Update on results based ranking, Zwift score etc. etc. etc.?

You finish top or bottom 25% of any race series or individual race, however it is set up, and you get category promoted or relegated. Have some fun with it.

i like that idea, but it’s terrible. lol

Is there an issue whereby your scoring is never going to be right while you populate pens by CE and score by the ‘new system’. The 2 system need to in step with each other.

You need people seeded by the scoring system to show their true elo / true skill score.

Zwiftracing.app has shown when a rider changes CE category their elo then becomes volatile as they re-balance in their new environment. Any launch metric will change when races start to seed using the new system. There is going to be volatility at the start regardless of how you slice and dice it.

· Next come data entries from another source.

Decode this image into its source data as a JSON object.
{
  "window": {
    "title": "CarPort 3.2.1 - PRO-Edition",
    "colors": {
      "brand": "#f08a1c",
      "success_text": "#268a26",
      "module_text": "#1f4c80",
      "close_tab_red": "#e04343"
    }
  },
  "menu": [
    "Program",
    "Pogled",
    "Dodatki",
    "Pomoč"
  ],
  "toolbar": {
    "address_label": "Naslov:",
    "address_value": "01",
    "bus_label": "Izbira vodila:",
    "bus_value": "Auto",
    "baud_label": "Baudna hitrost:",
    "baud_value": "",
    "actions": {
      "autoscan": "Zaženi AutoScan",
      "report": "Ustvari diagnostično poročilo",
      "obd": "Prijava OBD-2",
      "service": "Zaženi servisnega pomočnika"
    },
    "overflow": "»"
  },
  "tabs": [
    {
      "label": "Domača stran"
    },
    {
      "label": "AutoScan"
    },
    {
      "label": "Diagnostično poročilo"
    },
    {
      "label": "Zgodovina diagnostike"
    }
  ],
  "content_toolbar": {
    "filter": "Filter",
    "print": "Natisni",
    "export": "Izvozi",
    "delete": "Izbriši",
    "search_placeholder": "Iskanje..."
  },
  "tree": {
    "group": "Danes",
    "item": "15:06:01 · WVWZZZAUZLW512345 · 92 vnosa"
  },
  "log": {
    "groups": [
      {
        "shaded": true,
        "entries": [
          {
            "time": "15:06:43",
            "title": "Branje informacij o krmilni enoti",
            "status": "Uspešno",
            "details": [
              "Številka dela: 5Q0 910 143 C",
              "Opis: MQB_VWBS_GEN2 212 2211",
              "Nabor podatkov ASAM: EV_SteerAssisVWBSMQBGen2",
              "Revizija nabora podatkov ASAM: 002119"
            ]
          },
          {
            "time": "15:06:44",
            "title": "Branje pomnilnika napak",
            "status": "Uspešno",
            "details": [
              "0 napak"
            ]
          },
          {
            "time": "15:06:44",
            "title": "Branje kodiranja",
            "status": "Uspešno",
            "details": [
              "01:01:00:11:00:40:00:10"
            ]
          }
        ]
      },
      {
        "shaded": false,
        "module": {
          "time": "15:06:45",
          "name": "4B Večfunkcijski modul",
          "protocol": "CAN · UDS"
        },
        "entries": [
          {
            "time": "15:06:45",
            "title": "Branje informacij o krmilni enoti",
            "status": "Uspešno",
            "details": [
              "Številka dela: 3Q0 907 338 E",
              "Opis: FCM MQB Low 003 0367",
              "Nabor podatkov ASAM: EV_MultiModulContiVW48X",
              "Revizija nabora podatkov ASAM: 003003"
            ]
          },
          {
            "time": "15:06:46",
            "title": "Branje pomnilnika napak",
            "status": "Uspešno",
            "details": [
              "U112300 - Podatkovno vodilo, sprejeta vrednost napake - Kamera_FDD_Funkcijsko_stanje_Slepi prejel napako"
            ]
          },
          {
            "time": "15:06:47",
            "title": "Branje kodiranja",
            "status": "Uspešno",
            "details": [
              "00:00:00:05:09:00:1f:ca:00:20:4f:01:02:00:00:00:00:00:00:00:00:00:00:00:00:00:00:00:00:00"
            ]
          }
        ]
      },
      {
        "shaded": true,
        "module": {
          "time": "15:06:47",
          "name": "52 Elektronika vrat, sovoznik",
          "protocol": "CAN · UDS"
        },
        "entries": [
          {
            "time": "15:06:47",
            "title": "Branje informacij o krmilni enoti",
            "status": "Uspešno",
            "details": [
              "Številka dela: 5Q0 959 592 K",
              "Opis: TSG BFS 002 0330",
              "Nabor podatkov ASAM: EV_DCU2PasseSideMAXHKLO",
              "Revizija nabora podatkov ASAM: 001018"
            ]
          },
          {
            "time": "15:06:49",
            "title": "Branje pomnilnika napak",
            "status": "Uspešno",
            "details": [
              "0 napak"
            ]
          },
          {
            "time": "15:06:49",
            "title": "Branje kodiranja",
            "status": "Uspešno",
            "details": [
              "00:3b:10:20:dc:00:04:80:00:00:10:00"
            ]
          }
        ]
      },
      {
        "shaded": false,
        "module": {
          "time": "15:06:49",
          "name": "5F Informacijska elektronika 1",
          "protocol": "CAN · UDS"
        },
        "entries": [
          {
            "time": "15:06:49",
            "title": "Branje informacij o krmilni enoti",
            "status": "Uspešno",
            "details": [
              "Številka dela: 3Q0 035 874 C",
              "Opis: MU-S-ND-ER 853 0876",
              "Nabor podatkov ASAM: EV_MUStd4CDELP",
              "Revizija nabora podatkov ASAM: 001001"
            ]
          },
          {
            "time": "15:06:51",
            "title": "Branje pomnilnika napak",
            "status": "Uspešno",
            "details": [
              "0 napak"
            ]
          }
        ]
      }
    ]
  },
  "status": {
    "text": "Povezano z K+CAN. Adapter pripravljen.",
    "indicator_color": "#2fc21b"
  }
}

It’s either start from ‘fresh’ with 5 min efforts as rankings, or you start with rankings based on the current CE which become obsolete and outdated as soon as you start seeding pens by the ‘new system’.

A bandage is going to be needed to be ripped off quickly whichever way you do it as there will be some pain and noise.

3 Likes

Could be carnage, I look forward to that

image

1 Like

3 minute power is also important to be included as many short climbs on Zwift are completed for many under 5 minutes therefore only using 5 minutes will not show their full potential.

2 Likes

It’s not counted for ce calculation so doubt it would be used for their scoring system

I think if you tailor the solution to the environment that’s probably about right - I just get the feeling 3 min would be to short term and cause to much noise from certain parts of the ‘community’

The more data points that’s used the better to stop sandbaggers better not to publish all parameters on how riders are graded either or riders can manipulate power to stay within parameters. A rider could push 400 watts for 3 minutes then reduce to 200 watts for 2 minutes after they’ve completed a climb for example this skews 5 minute power to 320 watts when it could be 350 watts.

1 Like

My general feeling on this is Zwift has an awful understanding of metrics, data, statistics, and probability. That you hide your zMAP and zFTP formulas is bad because CE is such BS right now. Racing is full gas in C for 12 minutes, it’s almost like we are back to the old days. You can’t have top category zMAP and zFTP without gaming the system, but that’s the case and it’s done by racing at 10-15 minutes of full gas at the start. I was a ZR.app skeptic, but the best and most competitive races I have ever done are ZR.app races. So instead of being a corporate troll for Zwift and start owning up to the community being way ahead of Zwift and Zwift taking anything the community does and ruining it. Your smugness is neither helpful nor appropriate.

4 Likes

some people want a results based ranking system. others want one based on power. my ideal category system is one that is designed to only put me in pens with people who have your exact personality

zrl does their best with division 1 but occasionally someone who isnt actual pond life finds their way into there by accident and its a real mood killer

1 Like

Any news on ZRS?

If I´m not mistaken, CE started in Q1 2022 …

Has been a loooooong wait for something better, for people that likes racing.

1 Like

Hi @xflintx is there any update or timeline on this?

2 Likes

From a development perspective, we’re nearing the finish line. We’ve been tinkering with formula to get scores feeling good enough to test and have been working on getting the final technical pieces in place. Developmentally complete doesn’t mean it’s immediately ready for release, so the next piece is to finalize the plan for public testing and determine a date to start, which we’re working through right now. So, still chugging along on getting all the right pieces in place to start getting Racing Score let out into the wild.

12 Likes

I spent some time catching up all the chatter about this project over the past ~6 months. I understand there is probably a clear path toward implementation at this point, but stepping back a bit and thinking big picture, I had some ideas that I haven’t seen come up before and I wonder if they are worthy of consideration?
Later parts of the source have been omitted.